Nothing saps the tension out of the life or death final moments of a musical drama like giving away the ending in the opening scene. While Andrew Lippa's substantially revised version of his 2000 musical The Wild Party, mounted this week via Encores! Off-Center, doesn't spill every bean right from the start, audience members can be forgiven for mentally waving their hands in a "get on with it" gesture once the drawn out gunplay commences late in the second act.
The musical is based on Joseph Moncure March's 1928 banned-in-Boston narrative poem about the abusive relationship between two Jazz Age entertainers and their attempt to let off steam by throwing a gin-soaked hedonist bash, but Lippa's revisions bid farewell to the song that originally opened the show with the source's first line, "Queenie was a blonde and her age stood still. And she danced twice a day in vaudeville."
Perhaps the reason is that Queenie now appears to be the star of a swanky floor show - choreographed with erotic undulations by Sonya Tayeh - partnered with her red-nosed clown lover Burrs. The song, a naughty Adam and Eve tribute titled "A Wild, Wild Party," originally appeared in a different context later in the show.
Fair or not, Lippa's work will always be compared with Michael John LaChiusa and George C. Wolfe's same-named musical based on March's poem that opened on Broadway shortly after his finished its Off-Broadway run. While LaChiusa and Wolfe expanded March's story as a commentary on how race relations, bootleg liquor and changes in popular entertainment were shaping New York into a city that claimed its own moralistic code, Lippa focuses on four main characters in a sexual soap opera that doesn't develop enough to sustain interest for two full acts.
The schizophrenic score contains some dynamite pull-out numbers but the continual bouncing back and forth from period syncopation to more contemporary sounds decreases the significance of the story's 1920s setting.
Fortunately, director Leigh Silverman's concert production is a solid effort, featuring some outstanding singing and acting by a top-notch cast. Poured into a shimmering Jean Harlow gown that accents every angular thrust, Sutton Foster's Queenie is a hardened vamp who travels with her own spotlight. Her mounting need for excitement as she sings "Raise The Roof" is genuinely thrilling and her steely defense of her relationship with Burrs in "Maybe I Like It This Way" deftly explores her complex desires. Her ice slowly melts as she gets acquainted with an unexpected guest named Black, who, aside from being strikingly handsome, appears to be a kind and sensitive gentleman.
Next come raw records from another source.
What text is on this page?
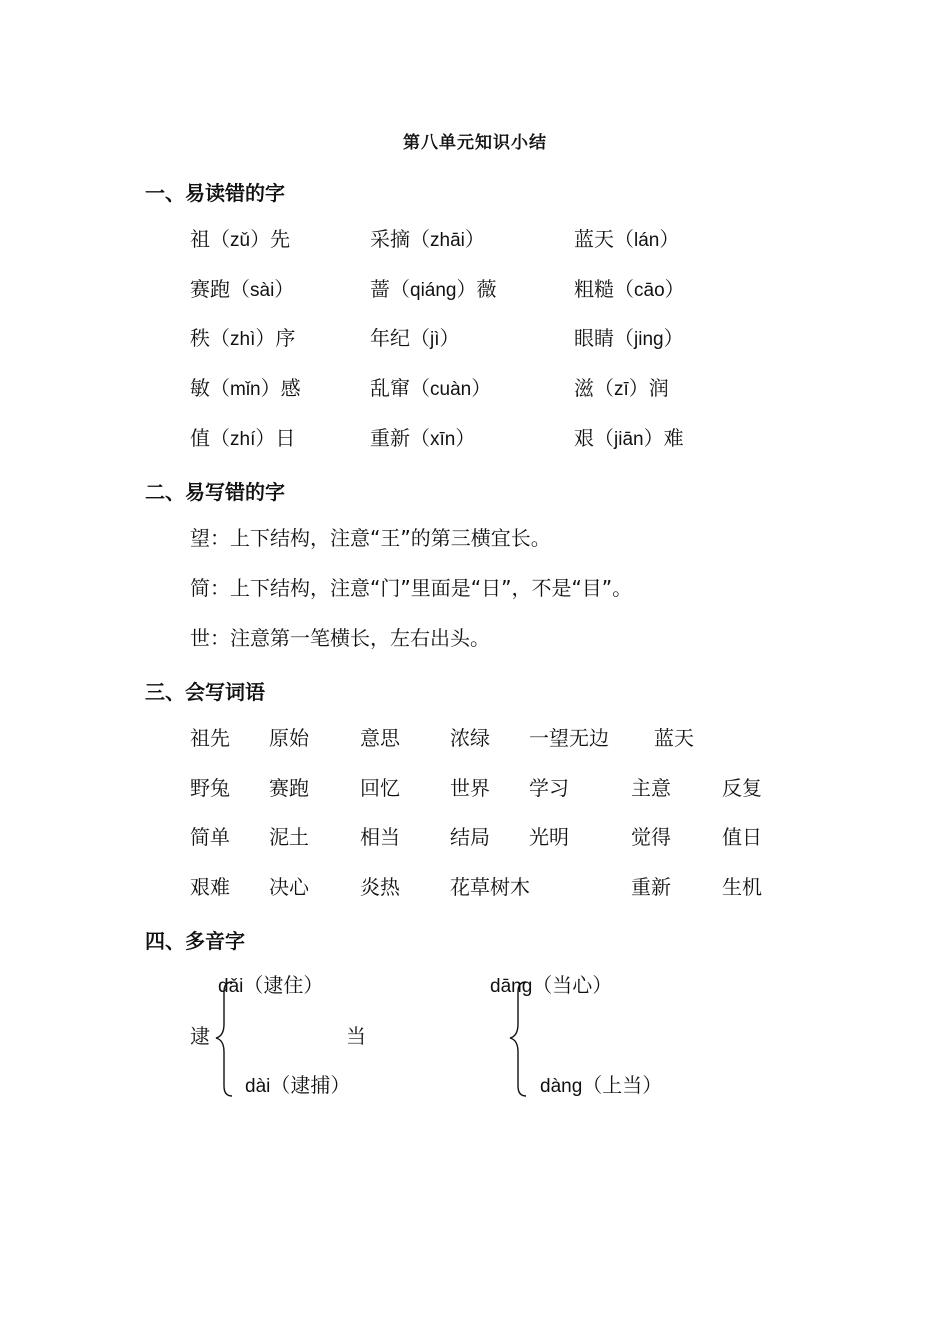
第八单元知识小结
一、易读错的字
祖（zǔ）先	采摘（zhāi）	蓝天（lán）
赛跑（sài）	蔷（qiáng）薇	粗糙（cāo）
秩（zhì）序	年纪（jì）	眼睛（jing）
敏（mǐn）感	乱窜（cuàn）	滋（zī）润
值（zhí）日	重新（xīn）	艰（jiān）难
二、易写错的字
望：上下结构，注意“王”的第三横宜长。
简：上下结构，注意“门”里面是“日”，不是“目”。
世：注意第一笔横长，左右出头。
三、会写词语
祖先 原始	意思	浓绿 一望无边 蓝天
野兔 赛跑	回忆	世界 学习	主意	反复
简单 泥土	相当	结局 光明	觉得	值日
艰难 决心	炎热	花草树木	重新	生机
四、多音字
dǎi（逮住）
逮
dài（逮捕）
当
dāng（当心）
dàng（上当）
Foster displays the transition with subtle finesse. Lippa gives her a new song to finish the piece, but the lyric isn't strong enough for the moment and it suggests that the character has decided on a questionable way to escape the life she's created for herself.
As Burrs, Steven Pasquale's powerful baritone captures the anguish of his otherwise gruff and brooding character while playing the clown's on-stage moments for impish lasciviousness. Though the underwritten Burrs is never sympathetic, Pasquale manages to bring up textures that hint at an internal struggle to control his abusiveness.
Brandon Victor Dixon's Black is cool and highly polished in contrast to the woman who brought him to the party, Queenie's coked-up, oversexed pal Kate. Joaquina Kalukango is a roaring, gritty powerhouse in the role, especially when she opens the second act with "The Life Of The Party," an anthem to fast living that thinly veils self-loathing.
Crowbarred into the festivities is the score's best selection, "An Old-Fashioned Love Story," sung by the sex-starved lesbian Madelaine, a party guest unsuccessfully on the prowl. The clever number combines a classic vaudeville style with a lyric that would get any vaudeville house raided. Miriam Shor aces the number brilliantly with spot-on comic timing and engaging breakings of the fourth wall. Perhaps the most welcome revision for the show would be to find an excuse to give her another number.